A estadia no apartamento dos pais do Pascoal foi de príncipe. São uma família funcional, muito equilibrada. O pai trata a mãe por mãe e a mãe trata o pai por pai - se pensarmos bem, faz sentido. E gostam de agradar: sabendo-me algarvio, prepararam salmão grelhado na sexta ao jantar e red fish no forno, sábado ao almoço. Vinho: Casa de Santar, branco, 2012. Na única refeição na companhia deles que se fez fora de casa, domingo ao almoço, na celebração do aniversário de uma tia do Pascoal, apostei em filetes de polvo com migas. Tão, tão bom. À sobremesa atirei-me a uma pêra bêbada e ainda provei requeijão com doce de abóbora.

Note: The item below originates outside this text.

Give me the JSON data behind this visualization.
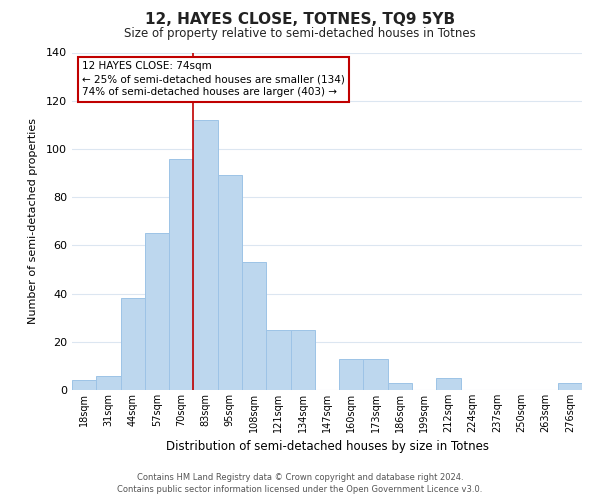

E o bolo de aniversário. Só não me lembro da marca do tinto. Pudera. Pode-se dizer que não me trataram nada mal. Ah!, tudo no melhor restaurante do pedaço, o Santa Luzia, ali mesmo junto do moribundo Day After.

As patuscadas tiveram seguimento na véspera, depois de um Sporting vs. Benfica que esteve mais para cá do que para lá, mas dividiu o mal (1 ponto) pela 2ª Circular. Apostou-se numa churrascada no casarão dos pais da Carolina, ainda por cima na rua - cortesia de uma noite perfeita. Quis armar-me em esperto e, topando um rádio ao pé da mesa, sintonizei-o na Antena 2, mas ao invés da candura apropriadamente sacra de um Bach levámos em cheio com o Requiem do Brahms. O Pascoal, que pela segunda vez vestia o casaco preto novo, independentemente da temperatura - e bem que ele suou, sobretudo na véspera -, não ficou especialmente entusiasmado com o que chamou de "missa do sétimo dia". Quem salvou aquilo foi a mãe da Carolina, que no leitor de CDs tinha um álbum dos Pink Floyd. Obrigado, dona Eduarda. A noite terminou na varanda da sala de sobremesas, com a Raquel Balsa a trocar argumentos com o Dr. Freitas sobre vindimas, já depois de um dueto de Buena Vista Social Club entre mim e o irmão da Carolina, e outras coisas igualmente lamentáveis.

O regresso a Lisboa fez-se ao som de Doors e The National, tendo-me parecido que mais tempo demorámos a fazer 80 quilómetros pelo IP3 do que propriamente os outros 200 pela auto-estrada. O IP3 é a pior estrada do país no campeonato daquelas que se acham mais do que são. Aquilo é meia faixa de rodagem e vamos com sorte, o cúmulo da claustrofobia rodoviária, um aborrecimento atroz. O IP3 é o oposto de Viseu.